Be sure to get the full benefit of lower interest if overpaying your mortgage. You may need to instruct your bank to make some changes to your mortgage so that this happens and even if you don't need to do so, get your bank to clarify that the overpayment has been taken off your mortgage and that you are getting the benefit of lower interest right away. "Make sure your mortgage is reflecting less interest - because of the overpayments," said Dowling. "Don't just pay a higher amount off your mortgage and leave it sitting as a credit on your account - as that credit is unlikely to come off your capital or reduce your mortgage interest unless you tell your bank to take the credit off your outstanding balance - and to adjust the term of your mortgage so that it reflects the higher repayments."

With Permanent TSB, you have three choices when making a lump sum overpayment: the overpayment can be used to reduce your monthly repayments over the same mortgage term that you originally signed up to; to reduce your original mortgage term while keeping your monthly repayments the same; or to leave a credit on your account for a future payment holiday (where you don't pay your mortgage for a few months). Should your priority be to slash the cost of your mortgage, the best choice in this instance is to keep your monthly mortgage repayments the same as they were before the overpayment and to use the lump sum overpayment to reduce your original mortgage term.

When you make a lump sum overpayment with AIB, your mortgage repayments will be automatically reduced and the interest rate and term of your original mortgage will remain the same - unless you tell the bank to use your overpayment to reduce the term of your loan and to keep your mortgage repayments the same as they were prior to the overpayment.

Clear it in one go

Being mortgage-free well ahead of retirement is something most of us only dream of - but if you get the chance to clear your mortgage a lot sooner than originally planned, you'll save tens of thousands of euro (or more) in interest and have much greater financial freedom.

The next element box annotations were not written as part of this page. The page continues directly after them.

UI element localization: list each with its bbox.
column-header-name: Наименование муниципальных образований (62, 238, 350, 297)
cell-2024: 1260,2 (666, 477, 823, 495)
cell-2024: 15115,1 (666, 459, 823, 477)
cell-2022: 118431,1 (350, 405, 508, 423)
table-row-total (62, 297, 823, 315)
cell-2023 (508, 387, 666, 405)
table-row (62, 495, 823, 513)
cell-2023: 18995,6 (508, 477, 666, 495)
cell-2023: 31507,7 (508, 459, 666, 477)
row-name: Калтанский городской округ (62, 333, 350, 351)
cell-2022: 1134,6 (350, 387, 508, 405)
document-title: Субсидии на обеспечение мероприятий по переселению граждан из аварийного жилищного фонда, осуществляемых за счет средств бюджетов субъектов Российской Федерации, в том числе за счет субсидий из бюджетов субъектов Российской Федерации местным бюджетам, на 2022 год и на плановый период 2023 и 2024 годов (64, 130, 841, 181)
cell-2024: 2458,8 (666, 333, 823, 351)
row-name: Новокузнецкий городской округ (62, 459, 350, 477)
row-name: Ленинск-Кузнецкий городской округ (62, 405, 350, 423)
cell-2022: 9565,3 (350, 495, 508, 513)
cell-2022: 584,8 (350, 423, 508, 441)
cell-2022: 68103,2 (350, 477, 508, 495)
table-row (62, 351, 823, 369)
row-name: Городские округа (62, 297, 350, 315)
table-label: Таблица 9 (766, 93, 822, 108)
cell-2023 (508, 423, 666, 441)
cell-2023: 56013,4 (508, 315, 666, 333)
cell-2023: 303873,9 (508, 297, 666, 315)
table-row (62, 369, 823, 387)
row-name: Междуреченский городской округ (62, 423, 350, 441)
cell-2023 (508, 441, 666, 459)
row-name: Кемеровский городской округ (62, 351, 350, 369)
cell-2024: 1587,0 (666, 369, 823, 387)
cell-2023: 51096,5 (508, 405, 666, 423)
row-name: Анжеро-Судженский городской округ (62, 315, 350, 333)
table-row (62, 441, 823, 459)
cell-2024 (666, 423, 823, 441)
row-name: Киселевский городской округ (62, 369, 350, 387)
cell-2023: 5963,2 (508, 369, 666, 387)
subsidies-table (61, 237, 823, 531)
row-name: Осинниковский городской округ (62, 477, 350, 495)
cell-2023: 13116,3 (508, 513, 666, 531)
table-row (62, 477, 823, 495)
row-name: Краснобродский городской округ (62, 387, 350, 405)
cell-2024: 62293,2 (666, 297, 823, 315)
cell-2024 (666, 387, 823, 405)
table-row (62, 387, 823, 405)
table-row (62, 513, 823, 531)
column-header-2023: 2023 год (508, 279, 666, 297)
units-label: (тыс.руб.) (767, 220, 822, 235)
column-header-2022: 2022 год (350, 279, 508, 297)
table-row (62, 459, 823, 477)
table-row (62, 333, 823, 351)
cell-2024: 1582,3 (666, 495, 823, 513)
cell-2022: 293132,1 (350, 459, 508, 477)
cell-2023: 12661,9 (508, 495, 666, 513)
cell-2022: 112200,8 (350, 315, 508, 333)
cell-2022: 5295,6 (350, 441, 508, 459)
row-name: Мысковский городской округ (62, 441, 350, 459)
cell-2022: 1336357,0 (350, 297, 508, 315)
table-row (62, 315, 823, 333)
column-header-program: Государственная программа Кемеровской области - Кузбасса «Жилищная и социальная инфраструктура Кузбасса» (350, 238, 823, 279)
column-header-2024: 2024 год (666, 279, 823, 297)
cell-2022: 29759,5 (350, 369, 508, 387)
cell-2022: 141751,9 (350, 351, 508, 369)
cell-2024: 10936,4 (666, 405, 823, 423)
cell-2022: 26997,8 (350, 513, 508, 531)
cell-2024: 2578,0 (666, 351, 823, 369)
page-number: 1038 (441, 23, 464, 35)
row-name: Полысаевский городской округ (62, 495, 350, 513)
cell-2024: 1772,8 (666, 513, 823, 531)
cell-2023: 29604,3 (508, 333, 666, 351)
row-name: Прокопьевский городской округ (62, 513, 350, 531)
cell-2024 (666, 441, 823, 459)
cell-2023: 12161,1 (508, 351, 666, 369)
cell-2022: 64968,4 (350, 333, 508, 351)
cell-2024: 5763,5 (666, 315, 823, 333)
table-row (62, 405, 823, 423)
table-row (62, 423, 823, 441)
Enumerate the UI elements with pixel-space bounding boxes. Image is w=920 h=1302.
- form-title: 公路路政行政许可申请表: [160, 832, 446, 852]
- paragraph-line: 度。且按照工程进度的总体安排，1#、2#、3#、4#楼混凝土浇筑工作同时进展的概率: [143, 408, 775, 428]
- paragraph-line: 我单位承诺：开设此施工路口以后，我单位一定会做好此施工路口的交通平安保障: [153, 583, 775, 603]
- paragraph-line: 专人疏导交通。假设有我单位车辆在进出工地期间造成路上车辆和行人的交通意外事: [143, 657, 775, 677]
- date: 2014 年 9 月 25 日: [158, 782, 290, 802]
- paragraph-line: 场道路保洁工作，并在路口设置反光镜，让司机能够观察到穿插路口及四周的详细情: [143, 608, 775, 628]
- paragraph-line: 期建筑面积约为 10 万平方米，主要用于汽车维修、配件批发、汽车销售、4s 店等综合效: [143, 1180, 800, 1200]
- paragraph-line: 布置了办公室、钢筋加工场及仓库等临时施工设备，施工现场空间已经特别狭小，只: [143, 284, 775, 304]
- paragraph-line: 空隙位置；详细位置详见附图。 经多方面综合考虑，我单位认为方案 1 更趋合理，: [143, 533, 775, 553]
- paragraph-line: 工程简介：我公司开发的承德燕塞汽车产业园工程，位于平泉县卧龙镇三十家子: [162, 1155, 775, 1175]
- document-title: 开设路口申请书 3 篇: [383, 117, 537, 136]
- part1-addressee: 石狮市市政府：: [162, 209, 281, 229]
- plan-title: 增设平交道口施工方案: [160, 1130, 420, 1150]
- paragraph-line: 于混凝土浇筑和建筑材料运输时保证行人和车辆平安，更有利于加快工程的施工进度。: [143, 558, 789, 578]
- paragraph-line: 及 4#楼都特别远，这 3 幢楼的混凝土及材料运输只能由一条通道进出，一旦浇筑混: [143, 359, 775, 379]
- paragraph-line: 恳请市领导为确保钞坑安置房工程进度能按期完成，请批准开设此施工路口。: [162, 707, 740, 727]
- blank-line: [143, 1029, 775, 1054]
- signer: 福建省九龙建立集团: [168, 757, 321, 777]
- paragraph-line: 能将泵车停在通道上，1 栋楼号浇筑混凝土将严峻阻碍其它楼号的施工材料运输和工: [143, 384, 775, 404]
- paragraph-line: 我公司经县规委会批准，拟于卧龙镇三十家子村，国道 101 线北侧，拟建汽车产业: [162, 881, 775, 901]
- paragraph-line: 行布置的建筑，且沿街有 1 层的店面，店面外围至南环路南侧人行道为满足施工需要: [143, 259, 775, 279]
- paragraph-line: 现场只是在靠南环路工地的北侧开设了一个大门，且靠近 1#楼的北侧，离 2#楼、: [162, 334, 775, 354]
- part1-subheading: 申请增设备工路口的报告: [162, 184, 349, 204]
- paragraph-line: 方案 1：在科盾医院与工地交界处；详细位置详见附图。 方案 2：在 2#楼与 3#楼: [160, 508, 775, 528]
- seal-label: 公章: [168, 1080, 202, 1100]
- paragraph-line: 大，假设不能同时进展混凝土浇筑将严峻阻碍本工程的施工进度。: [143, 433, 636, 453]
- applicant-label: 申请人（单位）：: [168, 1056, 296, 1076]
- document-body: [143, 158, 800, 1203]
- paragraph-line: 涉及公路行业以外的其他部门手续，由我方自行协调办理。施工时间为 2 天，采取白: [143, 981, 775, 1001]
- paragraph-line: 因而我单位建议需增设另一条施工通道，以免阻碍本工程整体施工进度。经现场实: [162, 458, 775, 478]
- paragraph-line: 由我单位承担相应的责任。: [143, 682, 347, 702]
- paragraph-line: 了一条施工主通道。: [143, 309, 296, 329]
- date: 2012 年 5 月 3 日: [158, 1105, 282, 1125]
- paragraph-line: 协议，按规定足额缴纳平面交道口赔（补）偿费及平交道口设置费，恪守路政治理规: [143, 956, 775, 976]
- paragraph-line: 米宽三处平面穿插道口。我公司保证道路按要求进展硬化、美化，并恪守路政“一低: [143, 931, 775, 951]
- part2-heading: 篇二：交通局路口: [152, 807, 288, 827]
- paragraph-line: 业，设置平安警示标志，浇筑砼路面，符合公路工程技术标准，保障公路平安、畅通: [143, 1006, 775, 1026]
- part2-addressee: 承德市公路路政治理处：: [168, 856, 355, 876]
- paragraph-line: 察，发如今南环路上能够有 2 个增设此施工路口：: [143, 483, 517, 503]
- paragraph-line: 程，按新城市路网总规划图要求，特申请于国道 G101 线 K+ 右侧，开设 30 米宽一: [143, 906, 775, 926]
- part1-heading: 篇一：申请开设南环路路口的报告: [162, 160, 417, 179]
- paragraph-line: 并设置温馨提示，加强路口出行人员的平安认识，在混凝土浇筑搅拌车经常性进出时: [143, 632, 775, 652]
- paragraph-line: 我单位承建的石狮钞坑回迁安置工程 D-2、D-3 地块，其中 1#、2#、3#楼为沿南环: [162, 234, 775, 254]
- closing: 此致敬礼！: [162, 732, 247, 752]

For example, if you have €150,000 left to repay on a Bank of Ireland variable mortgage over the next 10 years, and you clear that mortgage today, you'll save about €35,000 in mortgage interest - assuming the interest rate on your mortgage is 4.5pc.

So should you come into a large lump sum after inheriting something or selling property for example, using that lump sum to clear your mortgage in one go is certainly worth considering. Before doing so however, look at other debts you may have. Should you have more expensive debt than your mortgage (such as credit cards, overdrafts or expensive personal loans), clear these first and use whatever is left over to repay as much of your mortgage as you can.

Bear in mind that the interest charged on mortgages is often cheaper than that charged on other loans. So if you plan to borrow money in the coming years (such as for building an extension), it may be worth setting aside some of your lump sum to fund such plans - rather than using the entire lump sum to clear your mortgage and then having to borrow money for those plans in the future at higher interest rates than your mortgage. As always with borrowings, careful planning can save a lot of money.